Ngaku Jadi Korban Klitih di Bantul, Ternyata Pemuda Ini Kecelakaan Tunggal karena Takut Ibu Khawatir

  • Whatsapp
lokasi laka tunggal
Viral dugaan klitih di Ringroad Manding Bantul ternyata hoaks. Polisi memastikan pemuda berinisial AWP mengalami kecelakaan tunggal setelah menabrak tiang lampu jalan. (Polres Bantul)

BacaJogja – Jagat media sosial sempat dihebohkan dengan kabar dugaan aksi kejahatan jalanan atau klitih yang menimpa seorang pemuda di kawasan Ringroad Manding, Bantul. Namun setelah dilakukan penyelidikan mendalam oleh pihak kepolisian, kasus tersebut dipastikan bukan aksi pengeroyokan, melainkan kecelakaan lalu lintas tunggal.

Pemuda berinisial AWP (28), warga Sabdodadi, Bantul, sebelumnya mengaku menjadi korban pengeroyokan oleh sekelompok pengendara motor pada Sabtu (16/5/2026) dini hari. Cerita itu sempat viral di media sosial dan memicu keresahan masyarakat karena dikaitkan dengan aksi klitih.

Read More

Namun fakta di lapangan berkata lain.

Kasi Humas Polres Bantul, Iptu Rita Hidayanto, menegaskan bahwa tidak ditemukan adanya tindak kejahatan jalanan dalam peristiwa tersebut.

“Kami tegaskan, kejadian di Ringroad Manding itu bukan kasus kejahatan jalanan atau pengeroyokan, melainkan murni kecelakaan lalu lintas tunggal. Korban menabrak tiang lampu jalan,” ujar Rita, Senin (18/5/2026).

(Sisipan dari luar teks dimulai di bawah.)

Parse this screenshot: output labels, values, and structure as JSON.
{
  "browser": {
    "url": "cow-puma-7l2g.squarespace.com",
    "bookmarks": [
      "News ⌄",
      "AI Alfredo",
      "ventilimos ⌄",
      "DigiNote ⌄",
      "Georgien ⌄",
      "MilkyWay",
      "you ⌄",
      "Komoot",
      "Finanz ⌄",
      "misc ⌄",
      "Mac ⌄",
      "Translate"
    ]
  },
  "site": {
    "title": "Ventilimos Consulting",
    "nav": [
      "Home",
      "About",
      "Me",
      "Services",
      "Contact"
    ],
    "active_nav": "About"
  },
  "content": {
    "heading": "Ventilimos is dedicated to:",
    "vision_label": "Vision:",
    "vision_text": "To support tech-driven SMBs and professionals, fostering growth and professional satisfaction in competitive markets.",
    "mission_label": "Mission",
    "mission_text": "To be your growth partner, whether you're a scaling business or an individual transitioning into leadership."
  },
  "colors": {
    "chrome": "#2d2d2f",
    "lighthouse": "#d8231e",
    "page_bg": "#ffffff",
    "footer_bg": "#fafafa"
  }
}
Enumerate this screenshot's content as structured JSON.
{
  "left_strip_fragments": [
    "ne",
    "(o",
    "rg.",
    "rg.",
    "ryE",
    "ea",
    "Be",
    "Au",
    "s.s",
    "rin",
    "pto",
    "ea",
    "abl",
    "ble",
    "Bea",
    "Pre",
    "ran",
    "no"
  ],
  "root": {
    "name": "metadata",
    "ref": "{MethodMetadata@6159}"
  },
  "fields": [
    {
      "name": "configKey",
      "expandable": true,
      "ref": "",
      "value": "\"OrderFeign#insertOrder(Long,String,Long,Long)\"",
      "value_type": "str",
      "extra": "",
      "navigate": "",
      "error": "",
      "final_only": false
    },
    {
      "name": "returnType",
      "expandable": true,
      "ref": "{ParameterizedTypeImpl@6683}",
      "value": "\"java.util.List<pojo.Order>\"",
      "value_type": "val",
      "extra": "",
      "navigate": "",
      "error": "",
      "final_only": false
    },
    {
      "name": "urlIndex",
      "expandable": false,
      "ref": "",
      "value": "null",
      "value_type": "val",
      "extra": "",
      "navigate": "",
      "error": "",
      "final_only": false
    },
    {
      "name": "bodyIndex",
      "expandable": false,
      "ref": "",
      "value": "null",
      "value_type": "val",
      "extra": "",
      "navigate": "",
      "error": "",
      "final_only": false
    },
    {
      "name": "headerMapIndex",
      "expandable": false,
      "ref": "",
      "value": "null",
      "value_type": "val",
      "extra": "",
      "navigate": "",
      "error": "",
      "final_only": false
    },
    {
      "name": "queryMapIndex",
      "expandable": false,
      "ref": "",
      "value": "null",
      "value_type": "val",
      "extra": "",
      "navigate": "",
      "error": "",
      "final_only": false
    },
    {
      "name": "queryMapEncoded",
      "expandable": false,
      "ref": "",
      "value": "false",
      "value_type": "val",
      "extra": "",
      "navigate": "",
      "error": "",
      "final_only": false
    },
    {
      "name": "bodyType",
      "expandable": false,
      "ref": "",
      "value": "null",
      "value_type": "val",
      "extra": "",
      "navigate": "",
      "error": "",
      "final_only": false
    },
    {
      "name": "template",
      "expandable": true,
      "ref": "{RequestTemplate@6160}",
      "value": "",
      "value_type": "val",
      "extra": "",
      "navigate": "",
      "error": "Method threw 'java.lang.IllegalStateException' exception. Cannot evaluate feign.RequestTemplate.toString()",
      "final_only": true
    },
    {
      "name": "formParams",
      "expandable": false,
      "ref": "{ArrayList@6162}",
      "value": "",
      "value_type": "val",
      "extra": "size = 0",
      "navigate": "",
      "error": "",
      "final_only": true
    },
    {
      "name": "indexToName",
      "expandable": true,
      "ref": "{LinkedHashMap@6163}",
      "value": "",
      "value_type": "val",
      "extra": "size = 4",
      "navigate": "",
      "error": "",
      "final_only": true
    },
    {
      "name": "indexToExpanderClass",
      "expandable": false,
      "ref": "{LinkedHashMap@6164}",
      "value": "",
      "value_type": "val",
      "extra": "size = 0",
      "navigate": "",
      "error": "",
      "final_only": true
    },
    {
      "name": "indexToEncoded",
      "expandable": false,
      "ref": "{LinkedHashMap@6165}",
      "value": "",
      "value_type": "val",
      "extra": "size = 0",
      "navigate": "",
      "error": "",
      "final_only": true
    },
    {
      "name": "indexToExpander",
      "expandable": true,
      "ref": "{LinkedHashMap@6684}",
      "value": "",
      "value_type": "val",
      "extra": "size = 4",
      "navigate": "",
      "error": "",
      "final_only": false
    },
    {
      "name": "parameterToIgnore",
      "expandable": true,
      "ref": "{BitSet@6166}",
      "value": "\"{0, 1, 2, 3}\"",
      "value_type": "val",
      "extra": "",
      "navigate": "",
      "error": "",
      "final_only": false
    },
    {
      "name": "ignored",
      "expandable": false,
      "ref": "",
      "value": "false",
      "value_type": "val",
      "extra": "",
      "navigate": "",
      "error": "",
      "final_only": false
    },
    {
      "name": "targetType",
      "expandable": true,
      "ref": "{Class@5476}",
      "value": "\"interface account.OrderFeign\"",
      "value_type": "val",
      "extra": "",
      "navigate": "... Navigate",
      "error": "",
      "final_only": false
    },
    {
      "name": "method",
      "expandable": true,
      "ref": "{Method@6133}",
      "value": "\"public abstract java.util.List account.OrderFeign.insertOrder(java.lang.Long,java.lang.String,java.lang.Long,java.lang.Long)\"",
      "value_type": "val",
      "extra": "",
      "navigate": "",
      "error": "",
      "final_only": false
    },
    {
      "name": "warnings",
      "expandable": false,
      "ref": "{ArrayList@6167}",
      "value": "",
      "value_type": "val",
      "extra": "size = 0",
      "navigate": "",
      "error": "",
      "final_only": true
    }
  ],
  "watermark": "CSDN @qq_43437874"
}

Mengaku Dikeroyok dan Disabet Sajam

Sebelumnya, AWP mengaku diadang oleh rombongan delapan orang yang mengendarai empat sepeda motor di Jalan Tentara Pelajar atau Ringroad Manding sekitar pukul 02.00 WIB.

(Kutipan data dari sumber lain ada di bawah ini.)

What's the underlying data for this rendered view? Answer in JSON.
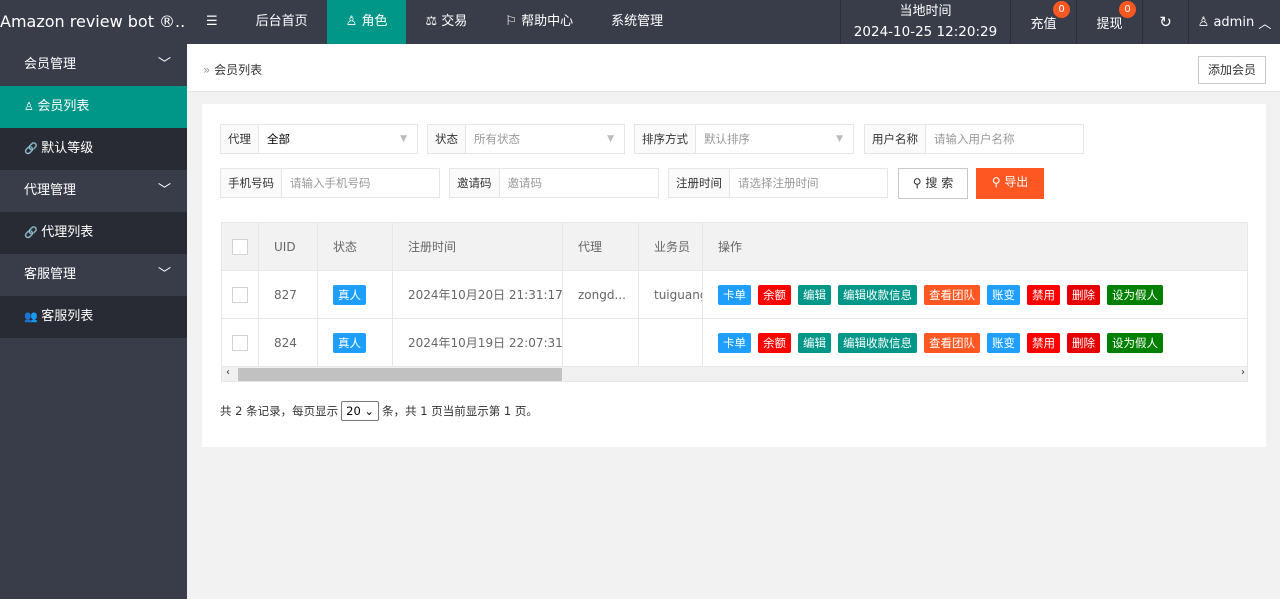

Dalam pengakuannya, korban menyebut stang motor Honda Vario miliknya ditendang hingga terjatuh. Ia juga mengklaim mengalami luka akibat sabetan senjata tajam di bagian tangan dan kelopak mata.

Narasi tersebut kemudian menyebar luas di media sosial dan memicu kekhawatiran masyarakat terkait maraknya aksi klitih di wilayah Bantul.

Polisi Bongkar Fakta Lewat CCTV dan Keterangan Saksi

Unit Reskrim Polres Bantul kemudian melakukan olah tempat kejadian perkara (TKP), memeriksa sejumlah saksi, serta menyisir rekaman CCTV di sekitar lokasi kejadian.

Hasil penyelidikan menunjukkan bahwa tidak ada pengeroyokan seperti yang diklaim korban.

Salah satu saksi, Rispandi (28), pemilik warung di sekitar lokasi, mengaku melihat langsung kejadian tersebut.

Menurutnya, korban mengalami kecelakaan tunggal setelah menabrak tiang lampu jalan di sebelah barat warung miliknya sekitar pukul 02.17 WIB.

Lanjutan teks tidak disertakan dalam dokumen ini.